- Associated Press - Thursday, July 14, 2011

LONDON (AP) - Embattled media mogul Rupert Murdoch caved in to pressure from Britain's Parliament Thursday as he and his son James first refused, then agreed, to appear next week before lawmakers investigating phone hacking and bribery by employees of their British newspaper empire.

The abrupt U-turn _ and the arrest of another former editor of the scandal-sunk tabloid News of the World _ deepened the crisis for Murdoch’s News Corp., which has seen share prices shaken as investors ask whether the scandal could drag down the whole company.

Lawmakers took the dramatic step of issuing a summons to the once all-powerful Murdochs after the father and son said they would not appear before Parliament’s Culture, Media and Sport Committee on Tuesday. Within hours, the Murdochs made room in their schedules after all.

“We are in the process of writing to the select committee with the intention that Mr. James Murdoch and Mr. Rupert Murdoch will attend next Tuesday’s meeting,” News Corp. spokeswoman Miranda Higham said.


The committee later confirmed it had received a letter confirming their attendance.

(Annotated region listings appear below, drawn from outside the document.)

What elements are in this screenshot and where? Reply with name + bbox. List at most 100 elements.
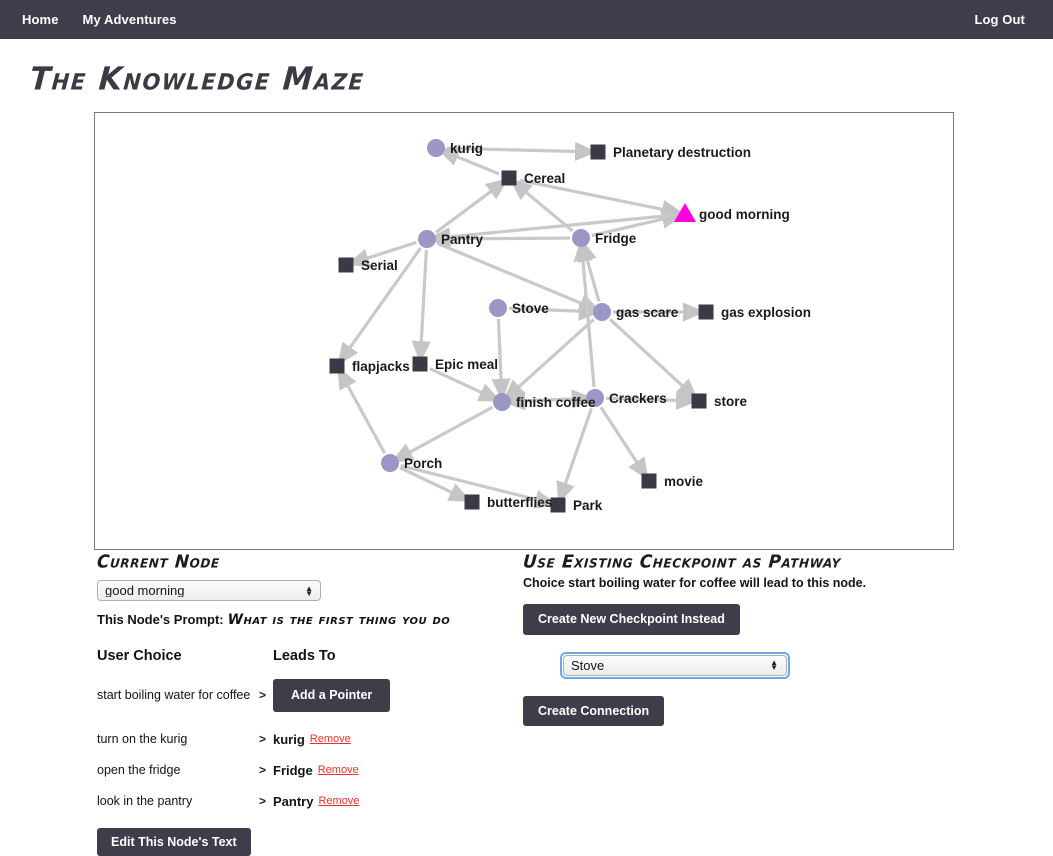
choice-target-label: kurig (273, 732, 305, 747)
graph-node-cereal[interactable] (502, 171, 517, 186)
column-header-leads-to: Leads To (273, 648, 473, 664)
knowledge-graph[interactable]: kurig Planetary destruction Cereal good mor… (95, 113, 953, 549)
choice-separator-icon: > (259, 688, 273, 702)
graph-node-label-movie: movie (664, 474, 704, 489)
graph-node-good-morning[interactable] (674, 203, 696, 222)
graph-node-label-kurig: kurig (450, 141, 483, 156)
graph-node-planetary-destruction[interactable] (591, 145, 606, 160)
graph-node-label-serial: Serial (361, 258, 398, 273)
graph-node-park[interactable] (551, 498, 566, 513)
top-navbar: Home My Adventures Log Out (0, 0, 1053, 39)
graph-node-serial[interactable] (339, 258, 354, 273)
choice-separator-icon: > (259, 732, 273, 746)
nav-item-home[interactable]: Home (10, 12, 71, 27)
graph-node-label-stove: Stove (512, 301, 549, 316)
pathway-target-select-shell[interactable]: StovePantryFridgekurigCrackersPorch ▲▼ (560, 652, 790, 679)
graph-node-gas-scare[interactable] (593, 303, 611, 321)
graph-node-butterflies[interactable] (465, 495, 480, 510)
graph-node-flapjacks[interactable] (330, 359, 345, 374)
choice-row: turn on the kurig > kurig Remove (97, 732, 497, 747)
graph-edge (454, 156, 499, 174)
pathway-heading: Use Existing Checkpoint as Pathway (522, 552, 953, 573)
graph-node-stove[interactable] (489, 299, 507, 317)
graph-edge (601, 407, 638, 464)
graph-edge (437, 243, 583, 304)
graph-node-label-fridge: Fridge (595, 231, 637, 246)
graph-edge-layer (346, 148, 686, 500)
graph-canvas-container[interactable]: kurig Planetary destruction Cereal good mor… (94, 112, 954, 550)
add-a-pointer-button[interactable]: Add a Pointer (273, 679, 390, 712)
graph-node-label-epic-meal: Epic meal (435, 357, 498, 372)
pathway-panel: Use Existing Checkpoint as Pathway Choic… (523, 552, 953, 726)
graph-node-label-planetary-destruction: Planetary destruction (613, 145, 751, 160)
graph-edge (517, 319, 594, 388)
choice-separator-icon: > (259, 794, 273, 808)
choice-text: look in the pantry (97, 794, 259, 808)
create-connection-wrap: Create Connection (523, 696, 953, 727)
node-prompt-line: This Node's Prompt: What is the first th… (97, 612, 497, 628)
graph-edge (436, 190, 493, 233)
graph-node-label-pantry: Pantry (441, 232, 484, 247)
current-node-heading: Current Node (96, 552, 497, 573)
graph-node-label-park: Park (573, 498, 603, 513)
graph-node-gas-explosion[interactable] (699, 305, 714, 320)
graph-edge (365, 242, 417, 259)
graph-node-store[interactable] (692, 394, 707, 409)
remove-pointer-link[interactable]: Remove (318, 795, 359, 807)
graph-node-label-store: store (714, 394, 748, 409)
create-new-checkpoint-button[interactable]: Create New Checkpoint Instead (523, 604, 740, 635)
remove-pointer-link[interactable]: Remove (310, 733, 351, 745)
choice-row: look in the pantry > Pantry Remove (97, 794, 497, 809)
choice-target-label: Pantry (273, 794, 313, 809)
graph-node-epic-meal[interactable] (413, 357, 428, 372)
choice-text: open the fridge (97, 763, 259, 777)
node-prompt-label: This Node's Prompt: (97, 612, 224, 627)
node-prompt-value: What is the first thing you do (228, 612, 451, 628)
graph-node-label-gas-scare: gas scare (616, 305, 679, 320)
create-connection-button[interactable]: Create Connection (523, 696, 664, 727)
choice-separator-icon: > (259, 763, 273, 777)
page-title: The Knowledge Maze (29, 61, 1053, 98)
graph-node-label-flapjacks: flapjacks (352, 359, 410, 374)
graph-edge (586, 257, 599, 301)
graph-edge (564, 408, 591, 486)
graph-node-label-gas-explosion: gas explosion (721, 305, 811, 320)
graph-edge (421, 250, 426, 344)
choices-table-header: User Choice Leads To (97, 648, 497, 664)
pathway-target-select-wrap: StovePantryFridgekurigCrackersPorch ▲▼ (560, 652, 953, 679)
choice-text: start boiling water for coffee (97, 688, 259, 702)
graph-edge (498, 319, 501, 382)
pathway-note: Choice start boiling water for coffee wi… (523, 576, 953, 590)
choice-row: start boiling water for coffee > Add a P… (97, 679, 497, 712)
choice-target-label: Fridge (273, 763, 313, 778)
nav-item-my-adventures[interactable]: My Adventures (71, 12, 189, 27)
graph-node-label-porch: Porch (404, 456, 442, 471)
current-node-select-shell[interactable]: good morningPantryFridgekurigStoveCereal… (97, 580, 321, 601)
graph-node-label-butterflies: butterflies (487, 495, 552, 510)
graph-node-label-crackers: Crackers (609, 391, 667, 406)
choice-row: open the fridge > Fridge Remove (97, 763, 497, 778)
graph-node-finish-coffee[interactable] (493, 393, 511, 411)
graph-node-porch[interactable] (381, 454, 399, 472)
graph-node-pantry[interactable] (418, 230, 436, 248)
current-node-panel: Current Node good morningPantryFridgekur… (97, 552, 497, 856)
graph-node-label-finish-coffee: finish coffee (516, 395, 596, 410)
graph-node-layer[interactable] (330, 139, 714, 513)
graph-edge (346, 383, 384, 453)
graph-edge (610, 319, 684, 387)
nav-item-log-out[interactable]: Log Out (962, 12, 1037, 27)
edit-node-text-wrap: Edit This Node's Text (97, 828, 497, 856)
graph-node-movie[interactable] (642, 474, 657, 489)
graph-node-label-good-morning: good morning (699, 207, 790, 222)
graph-edge (430, 369, 484, 394)
graph-edge (408, 407, 493, 453)
edit-node-text-button[interactable]: Edit This Node's Text (97, 828, 251, 856)
pathway-target-select[interactable]: StovePantryFridgekurigCrackersPorch (563, 655, 787, 676)
choice-text: turn on the kurig (97, 732, 259, 746)
current-node-select[interactable]: good morningPantryFridgekurigStoveCereal (97, 580, 321, 601)
graph-node-fridge[interactable] (572, 229, 590, 247)
graph-node-label-cereal: Cereal (524, 171, 565, 186)
graph-node-kurig[interactable] (427, 139, 445, 157)
column-header-user-choice: User Choice (97, 648, 273, 664)
remove-pointer-link[interactable]: Remove (318, 764, 359, 776)
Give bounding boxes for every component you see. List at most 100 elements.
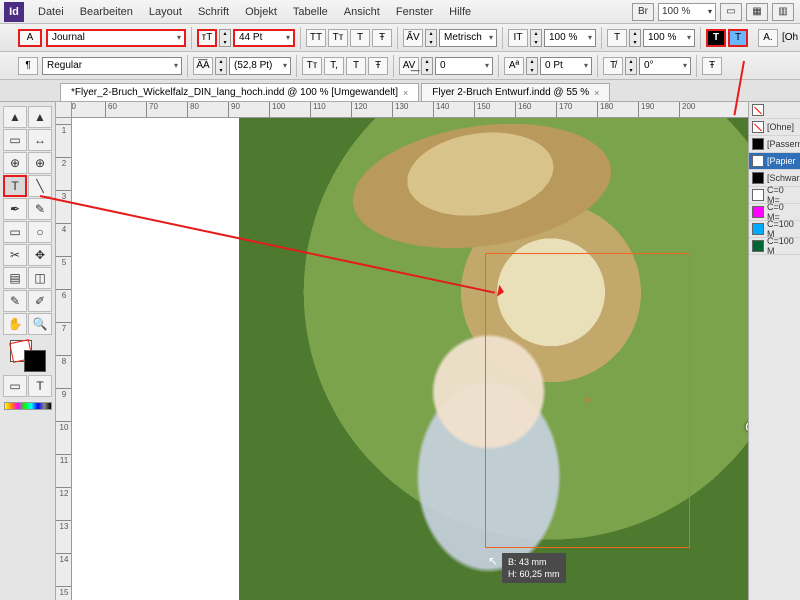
tracking-stepper[interactable] — [421, 57, 433, 75]
para-style-icon[interactable]: A. — [758, 29, 778, 47]
font-family-combo[interactable]: Journal — [46, 29, 186, 47]
swatch-icon — [752, 206, 764, 218]
selection-tool[interactable]: ▲ — [3, 106, 27, 128]
tab-document-2[interactable]: Flyer 2-Bruch Entwurf.indd @ 55 %× — [421, 83, 610, 101]
stroke-color-button[interactable]: T — [728, 29, 748, 47]
skew-value: 0° — [644, 60, 654, 71]
color-bar[interactable] — [4, 402, 52, 410]
ruler-tick: 50 — [72, 102, 76, 118]
leading-stepper[interactable] — [215, 57, 227, 75]
arrange-button[interactable]: ▥ — [772, 3, 794, 21]
close-icon[interactable]: × — [594, 88, 599, 98]
tab-document-1[interactable]: *Flyer_2-Bruch_Wickelfalz_DIN_lang_hoch.… — [60, 83, 419, 101]
page-tool[interactable]: ▭ — [3, 129, 27, 151]
close-icon[interactable]: × — [403, 88, 408, 98]
menu-help[interactable]: Hilfe — [441, 6, 479, 18]
bridge-button[interactable]: Br — [632, 3, 654, 21]
ruler-tick: 10 — [56, 421, 72, 432]
tracking-combo[interactable]: 0 — [435, 57, 493, 75]
baseline-stepper[interactable] — [526, 57, 538, 75]
ellipse-tool[interactable]: ○ — [28, 221, 52, 243]
ruler-tick: 140 — [433, 102, 449, 118]
format-text-button[interactable]: T — [28, 375, 52, 397]
pen-tool[interactable]: ✒ — [3, 198, 27, 220]
fill-color-button[interactable]: T — [706, 29, 726, 47]
hscale-stepper[interactable] — [629, 29, 641, 47]
gap-tool[interactable]: ↔ — [28, 129, 52, 151]
hscale-value: 100 % — [648, 32, 676, 43]
ruler-tick: 150 — [474, 102, 490, 118]
type-tool[interactable]: T — [3, 175, 27, 197]
font-size-combo[interactable]: 44 Pt — [233, 29, 295, 47]
rectangle-frame-tool[interactable]: ▭ — [3, 221, 27, 243]
menu-window[interactable]: Fenster — [388, 6, 441, 18]
swatches-panel: [Ohne][Passerm[Papier[SchwarzC=0 M=C=0 M… — [748, 102, 800, 600]
hscale-combo[interactable]: 100 % — [643, 29, 695, 47]
vscale-stepper[interactable] — [530, 29, 542, 47]
underline-button[interactable]: Ŧ — [372, 29, 392, 47]
note-tool[interactable]: ✎ — [3, 290, 27, 312]
eyedropper-tool[interactable]: ✐ — [28, 290, 52, 312]
width-readout: B: 43 mm — [508, 556, 560, 568]
view-options-button[interactable]: ▦ — [746, 3, 768, 21]
leading-combo[interactable]: (52,8 Pt) — [229, 57, 291, 75]
ligature-button[interactable]: T — [346, 57, 366, 75]
caps-button[interactable]: TT — [306, 29, 326, 47]
paragraph-mode-icon[interactable]: ¶ — [18, 57, 38, 75]
screen-mode-button[interactable]: ▭ — [720, 3, 742, 21]
vscale-combo[interactable]: 100 % — [544, 29, 596, 47]
gradient-swatch-tool[interactable]: ▤ — [3, 267, 27, 289]
document-tabs: *Flyer_2-Bruch_Wickelfalz_DIN_lang_hoch.… — [0, 80, 800, 102]
scissors-tool[interactable]: ✂ — [3, 244, 27, 266]
format-container-button[interactable]: ▭ — [3, 375, 27, 397]
swatch-icon — [752, 155, 764, 167]
skew-stepper[interactable] — [625, 57, 637, 75]
content-collector-tool[interactable]: ⊕ — [3, 152, 27, 174]
swatch-label: C=100 M — [767, 236, 797, 256]
font-size-icon: тT — [197, 29, 217, 47]
ruler-tick: 120 — [351, 102, 367, 118]
font-size-stepper[interactable] — [219, 29, 231, 47]
content-placer-tool[interactable]: ⊕ — [28, 152, 52, 174]
menu-object[interactable]: Objekt — [237, 6, 285, 18]
strikethrough-button[interactable]: T, — [324, 57, 344, 75]
document-canvas[interactable]: ↖ B: 43 mm H: 60,25 mm Gemüse — [72, 118, 800, 600]
swatch-row[interactable]: [Passerm — [749, 136, 800, 153]
font-style-combo[interactable]: Regular — [42, 57, 182, 75]
fill-stroke-proxy[interactable] — [10, 340, 46, 372]
skew-combo[interactable]: 0° — [639, 57, 691, 75]
kerning-stepper[interactable] — [425, 29, 437, 47]
zoom-level[interactable]: 100 % — [658, 3, 716, 21]
swatch-row[interactable]: [Papier — [749, 153, 800, 170]
zoom-tool[interactable]: 🔍 — [28, 313, 52, 335]
hand-tool[interactable]: ✋ — [3, 313, 27, 335]
nobreak-button[interactable]: Ŧ — [368, 57, 388, 75]
direct-selection-tool[interactable]: ▲ — [28, 106, 52, 128]
pencil-tool[interactable]: ✎ — [28, 198, 52, 220]
ruler-tick: 8 — [56, 355, 72, 366]
superscript-button[interactable]: T — [350, 29, 370, 47]
panel-fill-proxy[interactable] — [749, 102, 800, 119]
smallcaps-button[interactable]: Tт — [328, 29, 348, 47]
horizontal-ruler[interactable]: 5060708090100110120130140150160170180190… — [72, 102, 800, 118]
free-transform-tool[interactable]: ✥ — [28, 244, 52, 266]
line-tool[interactable]: ╲ — [28, 175, 52, 197]
menu-edit[interactable]: Bearbeiten — [72, 6, 141, 18]
character-mode-icon[interactable]: A — [18, 29, 42, 47]
menu-bar: Id Datei Bearbeiten Layout Schrift Objek… — [0, 0, 800, 24]
ruler-tick: 100 — [269, 102, 285, 118]
swatch-row[interactable]: C=100 M — [749, 238, 800, 255]
text-frame[interactable] — [485, 253, 690, 548]
gradient-feather-tool[interactable]: ◫ — [28, 267, 52, 289]
ruler-origin[interactable] — [56, 102, 72, 118]
menu-view[interactable]: Ansicht — [336, 6, 388, 18]
menu-layout[interactable]: Layout — [141, 6, 190, 18]
menu-type[interactable]: Schrift — [190, 6, 237, 18]
kerning-combo[interactable]: Metrisch — [439, 29, 497, 47]
subscript-button[interactable]: Tт — [302, 57, 322, 75]
menu-table[interactable]: Tabelle — [285, 6, 336, 18]
vertical-ruler[interactable]: 123456789101112131415 — [56, 118, 72, 600]
baseline-combo[interactable]: 0 Pt — [540, 57, 592, 75]
swatch-row[interactable]: [Ohne] — [749, 119, 800, 136]
menu-file[interactable]: Datei — [30, 6, 72, 18]
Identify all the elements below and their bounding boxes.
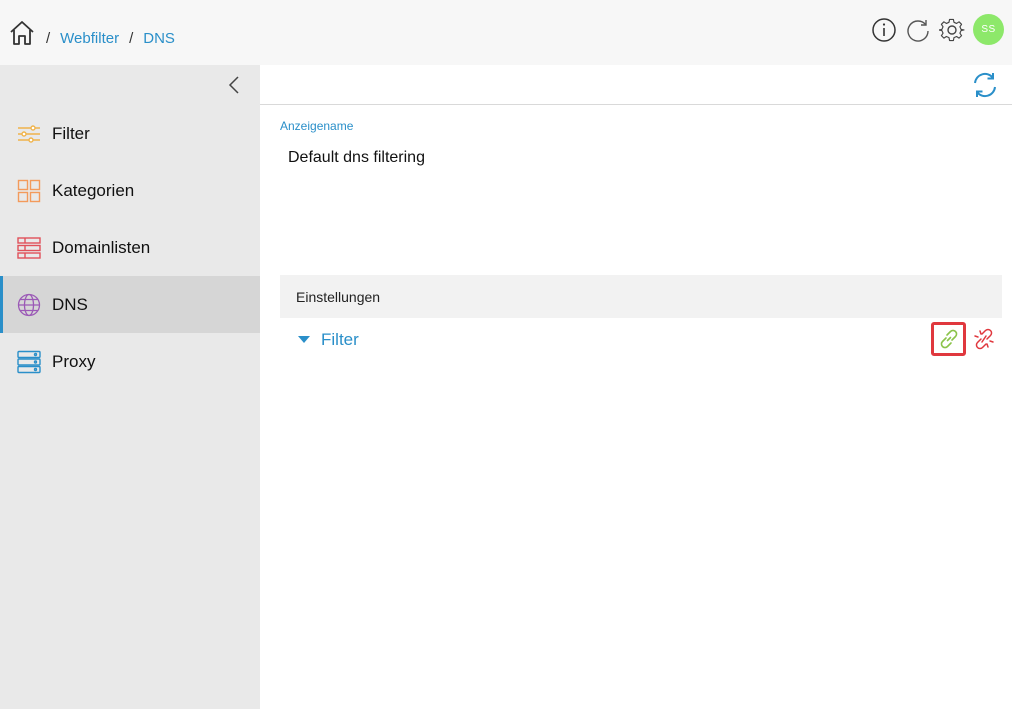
refresh-icon[interactable] [970, 70, 1000, 100]
home-icon[interactable] [8, 19, 36, 47]
breadcrumb-separator: / [129, 30, 134, 47]
sidebar-item-dns[interactable]: DNS [0, 276, 260, 333]
top-actions: SS [871, 14, 1004, 45]
settings-section-header: Einstellungen [280, 275, 1002, 318]
unlink-icon [974, 328, 994, 350]
main-panel: Anzeigename Default dns filtering Einste… [260, 65, 1012, 709]
info-icon[interactable] [871, 17, 897, 43]
filter-label: Filter [321, 330, 359, 349]
chevron-left-icon[interactable] [226, 75, 244, 95]
sidebar-item-label: Kategorien [52, 180, 135, 200]
display-name-value[interactable]: Default dns filtering [288, 149, 425, 167]
filter-row: Filter [280, 318, 1002, 363]
filter-expand-toggle[interactable]: Filter [298, 330, 359, 350]
sidebar-item-proxy[interactable]: Proxy [0, 333, 260, 390]
grid-icon [17, 179, 41, 202]
caret-down-icon [298, 336, 310, 343]
top-bar: / Webfilter / DNS SS [0, 0, 1012, 65]
link-icon [940, 329, 957, 349]
sidebar-nav: Filter Kategorien Domainlisten DNS Proxy [0, 105, 260, 390]
sidebar-item-filter[interactable]: Filter [0, 105, 260, 162]
settings-section-title: Einstellungen [296, 288, 381, 305]
breadcrumb: / Webfilter / DNS [46, 30, 185, 47]
sidebar-item-label: DNS [52, 294, 88, 314]
sidebar-item-label: Proxy [52, 351, 96, 371]
sidebar: Filter Kategorien Domainlisten DNS Proxy [0, 65, 260, 709]
main-header [260, 65, 1012, 105]
sidebar-item-kategorien[interactable]: Kategorien [0, 162, 260, 219]
reload-icon[interactable] [905, 17, 931, 43]
list-icon [17, 236, 41, 259]
breadcrumb-dns[interactable]: DNS [143, 30, 175, 47]
sliders-icon [18, 124, 40, 143]
sidebar-item-domainlisten[interactable]: Domainlisten [0, 219, 260, 276]
display-name-label: Anzeigename [280, 119, 354, 133]
link-button[interactable] [931, 322, 966, 356]
gear-icon[interactable] [939, 17, 965, 43]
breadcrumb-separator: / [46, 30, 51, 47]
sidebar-item-label: Filter [52, 123, 90, 143]
server-icon [17, 350, 41, 373]
avatar[interactable]: SS [973, 14, 1004, 45]
sidebar-item-label: Domainlisten [52, 237, 151, 257]
unlink-button[interactable] [971, 326, 997, 352]
globe-icon [17, 293, 41, 316]
breadcrumb-webfilter[interactable]: Webfilter [60, 30, 119, 47]
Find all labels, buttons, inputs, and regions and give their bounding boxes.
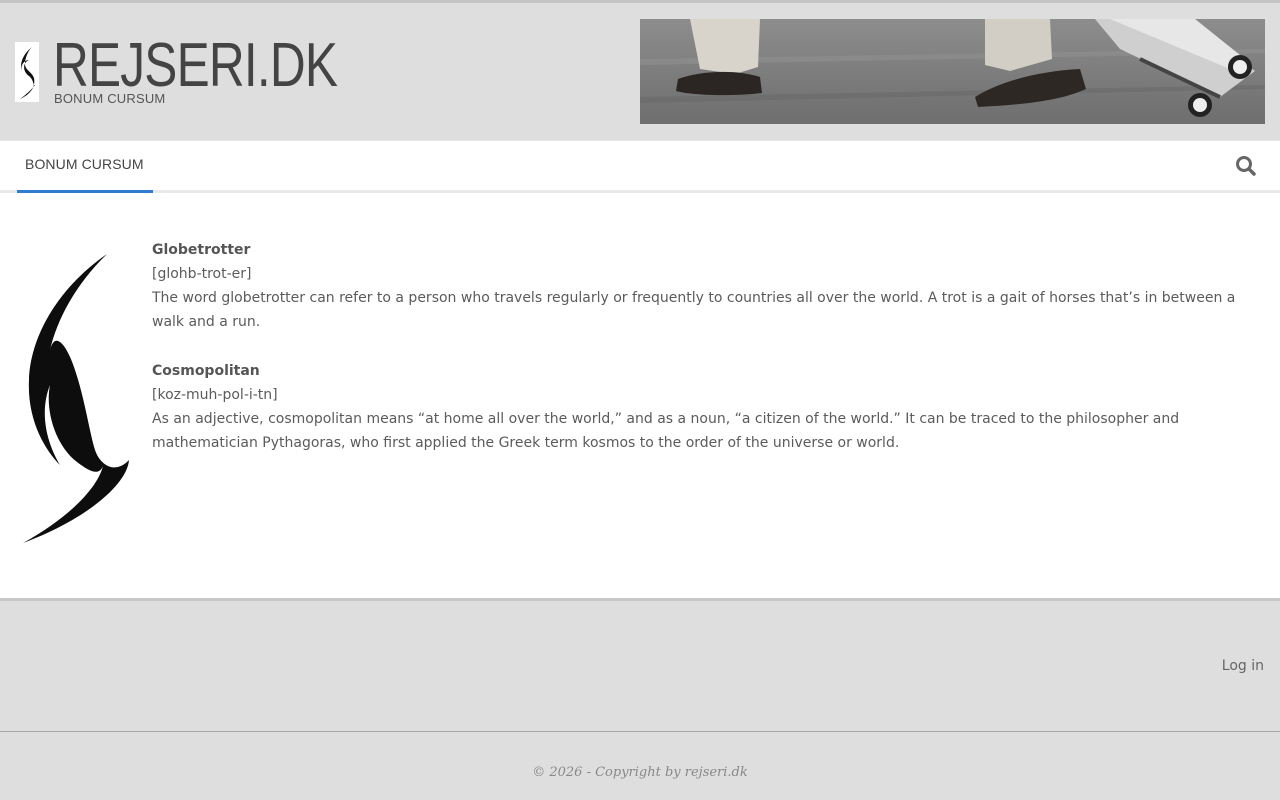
dictionary-entry: Globetrotter [glohb-trot-er] The word gl… [152,238,1264,334]
entry-pronunciation: [glohb-trot-er] [152,266,252,282]
nav-item-label: BONUM CURSUM [25,156,144,172]
footer-divider [0,731,1280,732]
main-navigation: BONUM CURSUM [0,140,1280,193]
login-link[interactable]: Log in [1222,658,1264,674]
copyright-text: © 2026 - Copyright by rejseri.dk [532,765,748,780]
site-title[interactable]: REJSERI.DK [53,33,338,99]
entry-pronunciation: [koz-muh-pol-i-tn] [152,387,278,403]
site-tagline: BONUM CURSUM [54,91,166,106]
dictionary-entries: Globetrotter [glohb-trot-er] The word gl… [152,238,1264,455]
site-logo[interactable] [15,42,39,102]
entry-term: Globetrotter [152,242,251,258]
search-button[interactable] [1234,153,1258,179]
crescent-swirl-logo-icon [15,250,133,548]
entry-term: Cosmopolitan [152,363,260,379]
dictionary-entry: Cosmopolitan [koz-muh-pol-i-tn] As an ad… [152,359,1264,455]
search-icon [1236,156,1256,176]
nav-item-bonum-cursum[interactable]: BONUM CURSUM [17,141,153,193]
crescent-swirl-logo-icon [20,47,35,99]
entry-definition: The word globetrotter can refer to a per… [152,290,1236,330]
header-banner-image [640,19,1265,124]
entry-definition: As an adjective, cosmopolitan means “at … [152,411,1180,451]
site-footer: Log in © 2026 - Copyright by rejseri.dk [0,598,1280,800]
site-header: REJSERI.DK BONUM CURSUM [0,3,1280,140]
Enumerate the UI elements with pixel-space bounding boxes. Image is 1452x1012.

It was another victory for politicians over the Murdochs _ something that would have been all but unthinkable just two weeks ago.

Murdoch began his media career in Australia in 1952 after inheriting “The News” newspaper after the death of his father, and has built News Corp. into one of the world’s biggest media groups, with market capitalization of $46 billion. Assets include Fox News, the 20th Century Fox movie studio, The Wall Street Journal, The New York Post and three newspapers in Britain _ down from four with the death of the News of the World.

Murdoch controls 40 percent of News Corp.’s voting stock, mostly through a family trust.

For decades, British lawmakers lived in fear of the influence of Murdoch’s media empire. With the revelation of widespread criminal hacking, and the public revulsion that followed, Parliament has been liberated, flexing its muscles in a display of freedom some are calling the “British Spring.”

Business Secretary Vince Cable said Thursday the fast-moving events were “a bit like the end of a dictatorship.”

Near-unanimous political opposition in Parliament forced News Corp. on Wednesday to withdraw its bid for highly profitable network British Sky Broadcasting. On Thursday, Parliament’s Culture, Media and Sport committee said it had issued summonses for the Murdochs after they declined to appear Tuesday.

Rebekah Brooks, who heads the company’s British newspaper division, did agree to testify. She was editor of the News of the World at the time of some of the hacking, but says she knew nothing about it.

It is highly unusual for witnesses to refuse to appear before parliamentary committees, which quiz everyone from business leaders to prime ministers on a wide range of issues.

Deputy Prime Minister Nick Clegg said that if the Murdochs had “any shred of sense of responsibility or accountability,” they would testify.

James Murdoch initially told the committee in a letter he would be willing to appear Aug. 10 or 11, without explaining why he was not free on Tuesday.